The old input file path was also hard-coded, instead of being an argument to the script.

I also tested this version with multiple TODO comments - again, I had about 40 minutes to code this originally, so some of the edge cases weren’t handled!

require('dotenv').config()
const fs = require('fs');
const { exit } = require('process');

const model = "@hf/thebloke/deepseek-coder-6.7b-base-awq"

const CLOUDFLARE_ACCOUNT_ID = process.env.CLOUDFLARE_ACCOUNT_ID;
const CLOUDFLARE_API_TOKEN = process.env.CLOUDFLARE_API_TOKEN;

const headers = {
  "Authorization": `Bearer ${CLOUDFLARE_API_TOKEN}`
};

const url = `https://api.cloudflare.com/client/v4/accounts/${CLOUDFLARE_ACCOUNT_ID}/ai/run/${model}`;


if (process.argv.length !== 3) {
  console.log('This script takes a filename as an argument, such as todo.rb')
  exit();
}

const filePath = process.argv[2];

const fileContents = readFile(filePath);

const modifiedContents = processTodoComments(fileContents);

if (modifiedContents !== null) {
  console.log('Modified file contents:');
  console.log(modifiedContents);
}

const messageBody = {
  "messages":[
    {
      "role":"system",
      "content":"You are a superstar coder"
    },
    {
      "role":"user",
      "content":modifiedContents
    }
  ]
}

async function callURL() {
    const response = await fetch(url, {
        method: "POST",
        headers: headers,
        body: JSON.stringify(messageBody)
    });
    return await response.json();
}

console.log('==========CALLING CLOUDFLARE==============')

callURL().then(json => {
    const newCode = json.result.response;
    handleLLMResponse(newCode);
})

function handleLLMResponse(newCode) {
  console.log('==========NEW CODE==============')
  console.log(newCode);
  const improvedCode = modifiedContents.replace('<｜fim▁hole｜>', newCode).replace('<｜fim▁end｜>','').replace('<｜fim▁begin｜>','').replace('// TODO:', '//FROM LLM:')
  console.log('\n\n\n\n');
  console.log('==========IMPROVED CODE==============')
  console.log(improvedCode);
}


function readFile(filePath) {
    try {
      // Read the file contents
      let fileContents = fs.readFileSync(filePath, 'utf8');
      return fileContents;
    } catch (err) {
      console.error(`Error reading or processing file: ${err.message}`);
      return null;
    }
  }
  
function processTodoComments(fileContents) {

      // Regular expression to match TODO comments
      const todoRegex = /\/\/ TODO:.*/;
  
      // Prepend the fim_hole tag to TODO comments
      const modifiedContents = fileContents.replace(todoRegex, '$&\n<｜fim▁hole｜>\n');
  
      return '<｜fim▁begin｜>' + modifiedContents + '<｜fim▁end｜>';
}

Next Steps

There are some nice improvements you could make to this tool. The first would be to handle multiple files at once, so that the LLM has more context. I believe that’s possible by including the files into the LLM input, but I haven’t tried it yet.
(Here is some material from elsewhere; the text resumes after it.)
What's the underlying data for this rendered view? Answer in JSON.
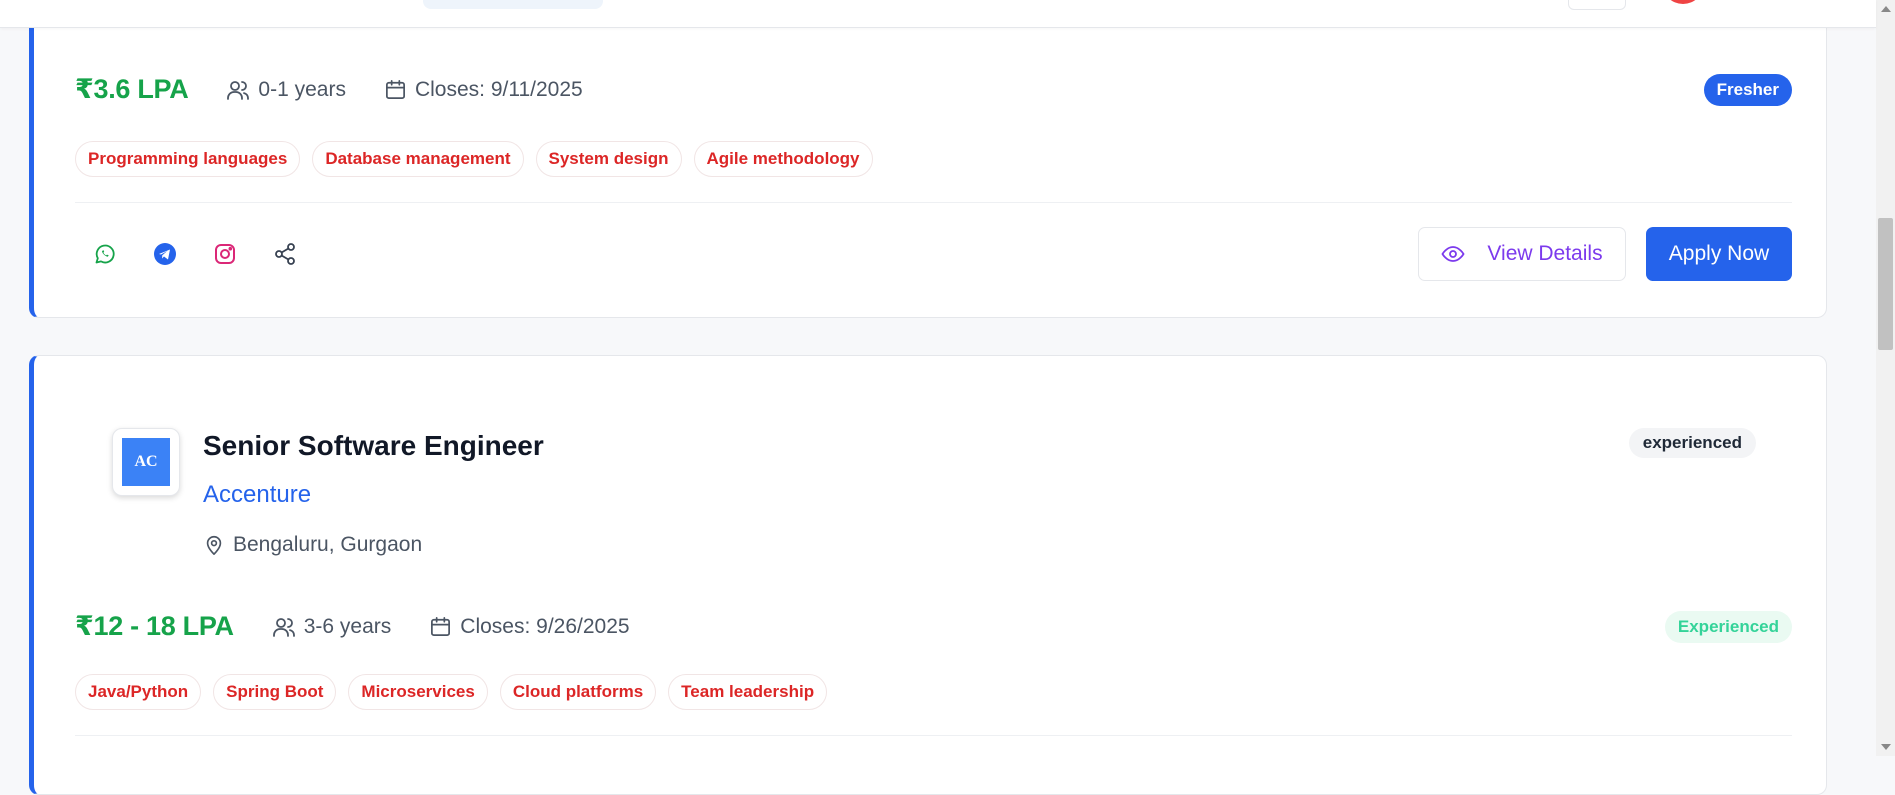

The second improvement would be to handle multiple TODO comments in a single file. The current implementation only processes one at a time, but it would be nice to process all of them in a single run. The problem with this would be if the LLM generated code that was dependent on the code generated by a previous TODO comment, and that code wasn’t correct.

The third improvement would be to generate some kind of test or validation for the code - this might be one way of ensuring that the generated code is correct.
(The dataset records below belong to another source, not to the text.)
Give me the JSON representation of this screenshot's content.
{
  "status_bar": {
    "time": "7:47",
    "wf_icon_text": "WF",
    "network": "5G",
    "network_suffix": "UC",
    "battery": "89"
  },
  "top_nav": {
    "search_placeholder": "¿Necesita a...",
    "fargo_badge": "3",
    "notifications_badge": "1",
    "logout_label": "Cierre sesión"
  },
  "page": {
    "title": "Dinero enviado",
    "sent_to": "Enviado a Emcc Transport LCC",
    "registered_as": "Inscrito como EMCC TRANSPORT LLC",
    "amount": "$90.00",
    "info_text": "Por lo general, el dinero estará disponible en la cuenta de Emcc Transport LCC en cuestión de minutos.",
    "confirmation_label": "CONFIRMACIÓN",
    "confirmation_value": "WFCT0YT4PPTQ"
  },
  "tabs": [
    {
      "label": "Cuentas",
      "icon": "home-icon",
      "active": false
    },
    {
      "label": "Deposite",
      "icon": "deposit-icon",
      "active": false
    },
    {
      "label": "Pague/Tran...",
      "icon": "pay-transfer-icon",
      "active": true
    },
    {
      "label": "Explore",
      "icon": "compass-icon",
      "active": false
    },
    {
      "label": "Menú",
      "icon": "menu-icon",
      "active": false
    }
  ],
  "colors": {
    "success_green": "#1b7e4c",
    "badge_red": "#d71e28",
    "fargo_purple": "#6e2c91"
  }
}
From a user experience perspective, there could be some better ways to integrate this tool into a developer workflow. For instance, it could generate a pull request with the changes, and then tag you - more of an automated bot approach, than an on-demand command line.
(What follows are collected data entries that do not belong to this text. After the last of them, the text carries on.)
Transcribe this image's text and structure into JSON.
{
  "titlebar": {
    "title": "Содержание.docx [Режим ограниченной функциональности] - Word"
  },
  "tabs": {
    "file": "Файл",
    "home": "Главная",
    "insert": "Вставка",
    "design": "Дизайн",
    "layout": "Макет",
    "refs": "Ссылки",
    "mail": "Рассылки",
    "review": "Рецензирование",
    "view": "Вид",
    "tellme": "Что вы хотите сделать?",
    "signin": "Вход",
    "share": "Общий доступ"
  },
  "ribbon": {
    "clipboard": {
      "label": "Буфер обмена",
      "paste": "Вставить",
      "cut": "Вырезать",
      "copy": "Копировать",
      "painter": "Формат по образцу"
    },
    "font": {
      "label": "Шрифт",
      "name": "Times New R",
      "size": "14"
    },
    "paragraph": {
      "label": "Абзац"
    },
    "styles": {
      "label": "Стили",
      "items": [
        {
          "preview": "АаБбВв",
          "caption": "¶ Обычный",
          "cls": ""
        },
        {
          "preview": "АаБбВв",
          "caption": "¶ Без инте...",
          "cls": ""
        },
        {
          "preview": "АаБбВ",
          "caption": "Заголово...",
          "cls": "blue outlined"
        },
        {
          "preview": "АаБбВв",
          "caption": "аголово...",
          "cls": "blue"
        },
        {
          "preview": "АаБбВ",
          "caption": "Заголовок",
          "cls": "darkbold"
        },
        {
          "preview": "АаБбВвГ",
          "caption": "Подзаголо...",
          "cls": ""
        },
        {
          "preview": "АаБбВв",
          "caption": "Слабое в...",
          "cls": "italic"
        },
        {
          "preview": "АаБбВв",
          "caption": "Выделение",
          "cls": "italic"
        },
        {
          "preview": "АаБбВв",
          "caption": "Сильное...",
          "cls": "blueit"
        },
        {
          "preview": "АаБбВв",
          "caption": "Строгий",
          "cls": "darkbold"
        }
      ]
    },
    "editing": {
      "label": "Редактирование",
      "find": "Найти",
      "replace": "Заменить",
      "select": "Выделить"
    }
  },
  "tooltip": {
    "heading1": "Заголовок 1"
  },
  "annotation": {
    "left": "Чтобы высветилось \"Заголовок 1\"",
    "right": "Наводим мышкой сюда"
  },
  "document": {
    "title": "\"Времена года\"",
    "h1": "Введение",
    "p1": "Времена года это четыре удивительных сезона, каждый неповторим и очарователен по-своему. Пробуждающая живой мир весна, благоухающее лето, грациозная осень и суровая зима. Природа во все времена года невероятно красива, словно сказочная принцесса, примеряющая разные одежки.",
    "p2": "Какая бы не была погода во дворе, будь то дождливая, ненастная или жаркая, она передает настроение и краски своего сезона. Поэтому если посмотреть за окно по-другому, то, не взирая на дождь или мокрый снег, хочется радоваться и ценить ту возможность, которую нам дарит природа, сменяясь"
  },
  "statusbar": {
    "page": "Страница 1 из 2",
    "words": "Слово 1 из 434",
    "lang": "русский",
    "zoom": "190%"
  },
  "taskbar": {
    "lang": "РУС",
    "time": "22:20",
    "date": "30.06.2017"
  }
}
Another user experience improvement would be to integrate this tool with Visual Studio Code, where it could keep track of TODO comments in your project, and then offer up fixes.

Conclusion

From my perspective, this little experiment was a succcess - it was easy to use the Cloudflare AI API, and the DeepSeek Coder LLM wasn’t something that I was personally familiar with.